Rural locality in Ternopil Oblast, Ukraine

Kozliv (Козлів; Kozłów; קאָזלעוו) is a rural settlement in Ternopil Raion, Ternopil Oblast, western Ukraine. It hosts the administration of Kozliv settlement hromada, one of the hromadas of Ukraine. Population:

==Name==
The name Kozliv stems from the Ukrainian noun kozel, meaning goat.

== History ==

Kozliv was first mentioned in 1467. Located in the western part of the historical region of Podolia, it initially had the status of a town.

During World War II Kozliv was under German occupation from 1941 to 1944. In 1952, it was a village, there was а distillery, a primary school, a secondary school, a machine tractor station and a Palace of Culture.

Kozliv acquired the status of an urban-type settlement in 1961. Under the Soviet rule it was a district centre of Ternopil Oblast.
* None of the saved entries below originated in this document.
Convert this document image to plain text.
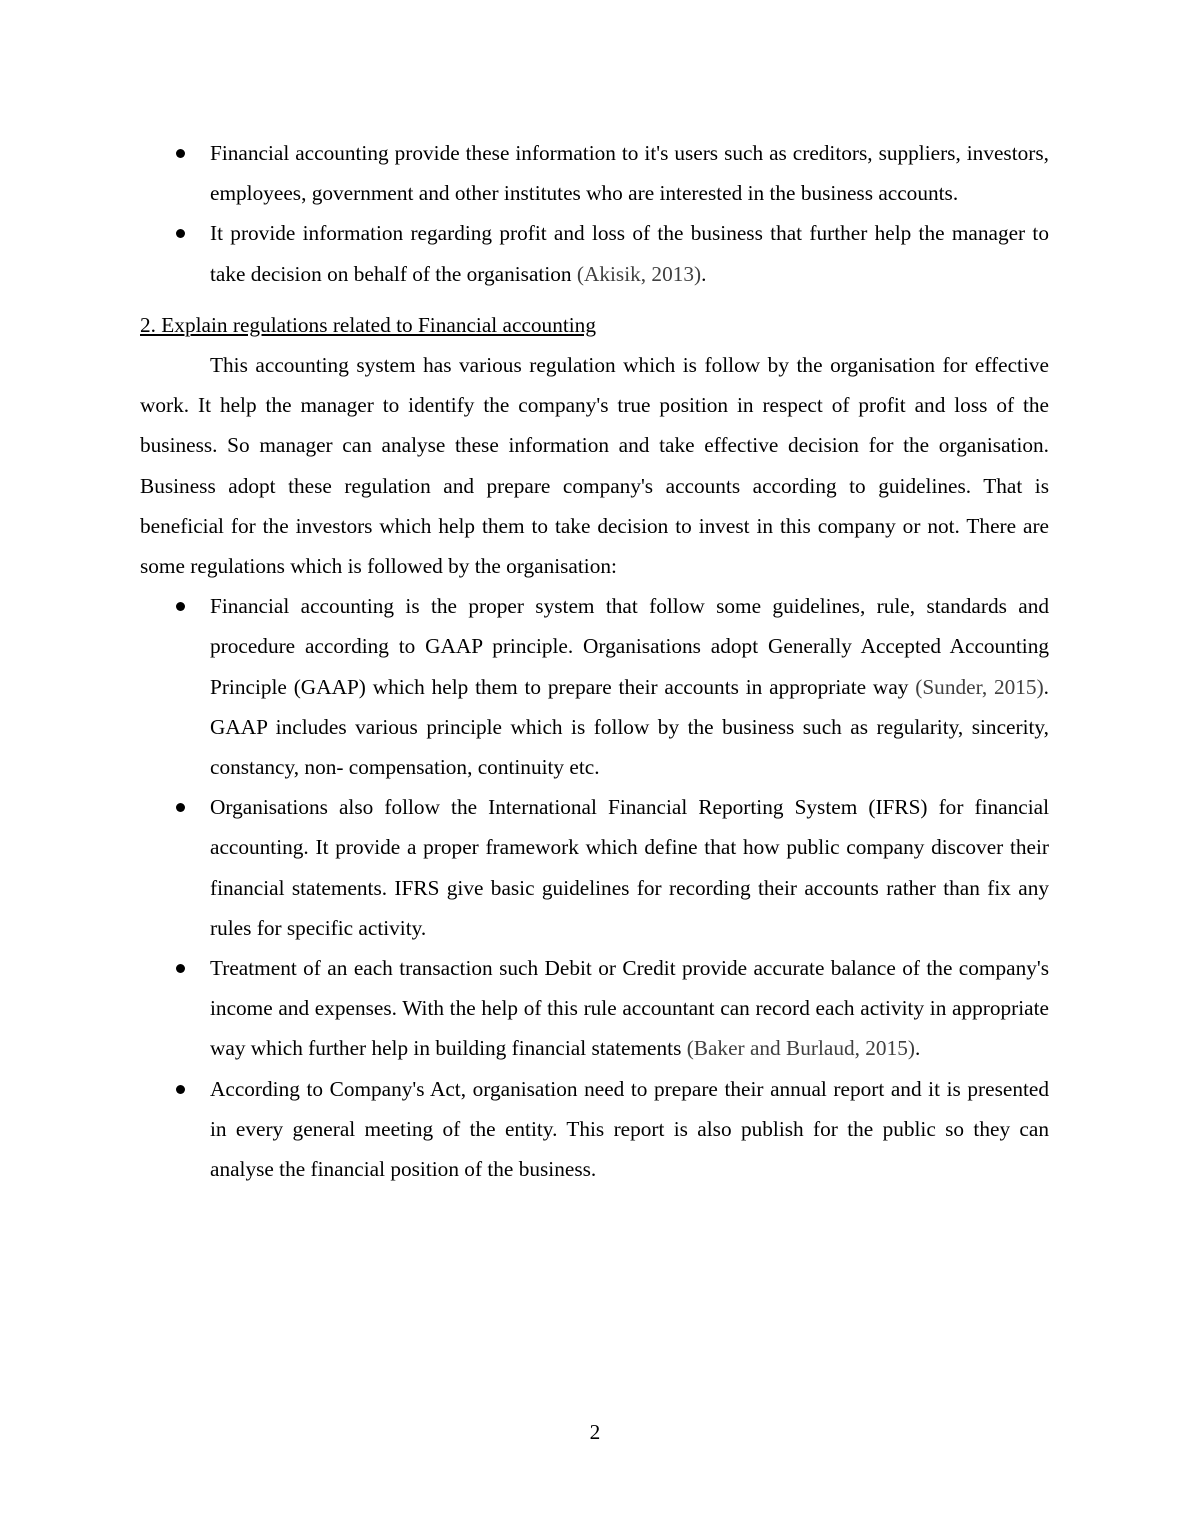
Financial accounting provide these information to it's users such as creditors, suppliers, investors, employees, government and other institutes who are interested in the business accounts.
It provide information regarding profit and loss of the business that further help the manager to take decision on behalf of the organisation (Akisik, 2013).

2. Explain regulations related to Financial accounting

This accounting system has various regulation which is follow by the organisation for effective work. It help the manager to identify the company's true position in respect of profit and loss of the business. So manager can analyse these information and take effective decision for the organisation. Business adopt these regulation and prepare company's accounts according to guidelines. That is beneficial for the investors which help them to take decision to invest in this company or not. There are some regulations which is followed by the organisation:

Financial accounting is the proper system that follow some guidelines, rule, standards and procedure according to GAAP principle. Organisations adopt Generally Accepted Accounting Principle (GAAP) which help them to prepare their accounts in appropriate way (Sunder, 2015). GAAP includes various principle which is follow by the business such as regularity, sincerity, constancy, non- compensation, continuity etc.
Organisations also follow the International Financial Reporting System (IFRS) for financial accounting. It provide a proper framework which define that how public company discover their financial statements. IFRS give basic guidelines for recording their accounts rather than fix any rules for specific activity.
Treatment of an each transaction such Debit or Credit provide accurate balance of the company's income and expenses. With the help of this rule accountant can record each activity in appropriate way which further help in building financial statements (Baker and Burlaud, 2015).
According to Company's Act, organisation need to prepare their annual report and it is presented in every general meeting of the entity. This report is also publish for the public so they can analyse the financial position of the business.
2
In January 1989 the population was 2,041 people.

In January 2013 the population was 1,846 people.

Until 18 July 2020, Kozliv belonged to Kozova Raion. The raion was abolished in July 2020 as part of the administrative reform of Ukraine, which reduced the number of raions of Ternopil Oblast to three. The area of Kozova Raion was merged into Ternopil Raion. On 26 January 2024, a new law entered into force which abolished the urban-type settlement status, and Kozliv became a rural settlement.